200 people, 55 million dollars of revenue in 1997. offices in 10 nations.
| I sense the wounded response of the true Linux fanatic.
I sense a moron who needs to see fanatics when he knows he's in the wrong.
| If it isn't Microsoft and it isn't supported by the *hardware* vendor, | it doesn't count.
you keep switching definitions and modifying what you have said to keep from being wrong. no wonder you think in terms of fanatics.
| In some corners of the software world, 512M RAM is a relatively small | amount of memory. Your own assumptions and lack of genuine experience | are showing.
your fear of being exposed has been showing much longer.
| Certainly not any further input from you.
I sense a pouting, prejudiced moron who knows he's wrong, but who needs to keep in the right for self-esteem reasons, nothing else.

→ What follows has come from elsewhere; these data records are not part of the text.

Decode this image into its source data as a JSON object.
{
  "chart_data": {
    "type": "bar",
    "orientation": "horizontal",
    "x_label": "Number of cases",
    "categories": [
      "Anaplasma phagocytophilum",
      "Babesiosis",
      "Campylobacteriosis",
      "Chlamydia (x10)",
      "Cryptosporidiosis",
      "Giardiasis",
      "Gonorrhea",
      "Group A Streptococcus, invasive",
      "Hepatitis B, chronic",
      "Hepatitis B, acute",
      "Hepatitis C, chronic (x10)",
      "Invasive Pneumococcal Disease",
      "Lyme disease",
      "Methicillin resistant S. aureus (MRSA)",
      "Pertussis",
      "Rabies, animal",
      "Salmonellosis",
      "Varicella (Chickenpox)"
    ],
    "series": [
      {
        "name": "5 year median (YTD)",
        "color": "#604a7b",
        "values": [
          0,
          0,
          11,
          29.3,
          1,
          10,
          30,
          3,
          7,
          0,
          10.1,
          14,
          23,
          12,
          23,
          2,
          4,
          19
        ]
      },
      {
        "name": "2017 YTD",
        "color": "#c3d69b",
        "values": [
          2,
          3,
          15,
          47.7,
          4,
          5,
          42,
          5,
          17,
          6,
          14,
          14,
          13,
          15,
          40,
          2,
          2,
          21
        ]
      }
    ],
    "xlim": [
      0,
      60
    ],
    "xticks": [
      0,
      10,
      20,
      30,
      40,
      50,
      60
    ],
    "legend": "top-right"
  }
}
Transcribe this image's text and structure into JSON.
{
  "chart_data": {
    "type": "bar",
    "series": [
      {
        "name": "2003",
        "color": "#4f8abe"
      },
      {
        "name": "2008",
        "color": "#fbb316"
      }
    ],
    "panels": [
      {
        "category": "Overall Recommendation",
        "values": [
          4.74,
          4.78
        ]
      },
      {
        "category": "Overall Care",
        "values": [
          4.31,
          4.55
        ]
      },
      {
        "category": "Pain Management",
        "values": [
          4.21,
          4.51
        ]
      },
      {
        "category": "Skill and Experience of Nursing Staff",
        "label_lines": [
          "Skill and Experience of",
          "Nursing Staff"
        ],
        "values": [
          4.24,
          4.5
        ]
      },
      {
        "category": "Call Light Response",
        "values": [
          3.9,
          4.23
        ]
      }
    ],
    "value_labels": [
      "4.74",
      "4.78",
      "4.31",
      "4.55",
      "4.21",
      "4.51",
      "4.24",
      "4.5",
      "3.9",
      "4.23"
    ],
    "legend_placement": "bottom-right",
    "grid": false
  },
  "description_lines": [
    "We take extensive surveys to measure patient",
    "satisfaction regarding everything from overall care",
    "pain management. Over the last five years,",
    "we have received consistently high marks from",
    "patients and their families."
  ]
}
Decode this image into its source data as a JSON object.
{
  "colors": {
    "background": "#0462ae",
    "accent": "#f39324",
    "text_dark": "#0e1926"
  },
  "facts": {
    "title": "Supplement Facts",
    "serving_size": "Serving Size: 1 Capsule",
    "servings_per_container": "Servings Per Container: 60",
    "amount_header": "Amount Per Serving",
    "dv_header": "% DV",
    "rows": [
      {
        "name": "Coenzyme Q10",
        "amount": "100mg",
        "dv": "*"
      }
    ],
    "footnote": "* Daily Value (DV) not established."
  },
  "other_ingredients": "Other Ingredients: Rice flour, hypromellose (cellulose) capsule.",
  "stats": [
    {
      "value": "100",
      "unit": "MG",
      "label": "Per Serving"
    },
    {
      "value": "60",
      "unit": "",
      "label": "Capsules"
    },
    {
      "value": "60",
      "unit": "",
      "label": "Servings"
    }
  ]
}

> * "Gary H. Merrill" <gmerr...@mindspring.com> > | And just how large was this company in which you succeeded and what was > | its organization?
> 200 people, 55 million dollars of revenue in 1997. offices in 10 nations.
Wow! What a huge organization!! I concede it must have been difficult dealing with the complex management and organizational structure of such a company. 55 million dollars of revenue in 1997. Offices in 10 (!) nations. Very impressive.
> | I sense the wounded response of the true Linux fanatic.
> I sense a moron who needs to see fanatics when he knows he's in the wrong.
I bow to your intellect. While knowing nothing about my company, its organization, or my role or position in it, you have deduced that:
1. I am stupid (well, now in fact a moron). 2. I have some hidden agenda or fear that I am concealing 3. You could easily accomplish changes on a grand scale in my company
I confess that I would be unable to make such inferences based on the information available to you.
> I sense a pouting, prejudiced moron who knows he's wrong, but who needs > to keep in the right for self-esteem reasons, nothing else.
Well, I am having quite an emotional reaction to this. But "pouting" doesn't quite capture it. I think "hilarity" might come closer.
As someone who claims to work as a consultant, this is an interesting approach to making one's abilities, skills, and attitudes known to a wide audience of potential employers. I know that I am sufficiently impressed with your inferential abilities and your interpersonal skills that I can only regret that we currently do not have a project on which these could be put to use. We'll try to stay in touch.
--
Gary H. Merrill, Ph.D. / Knowledge Engineering and Applications Global Emerging Technologies Group / GlaxoWellcome Inc. [Views and opinions expressed here are my own and not necessarily those of GlaxoWellcome Inc.]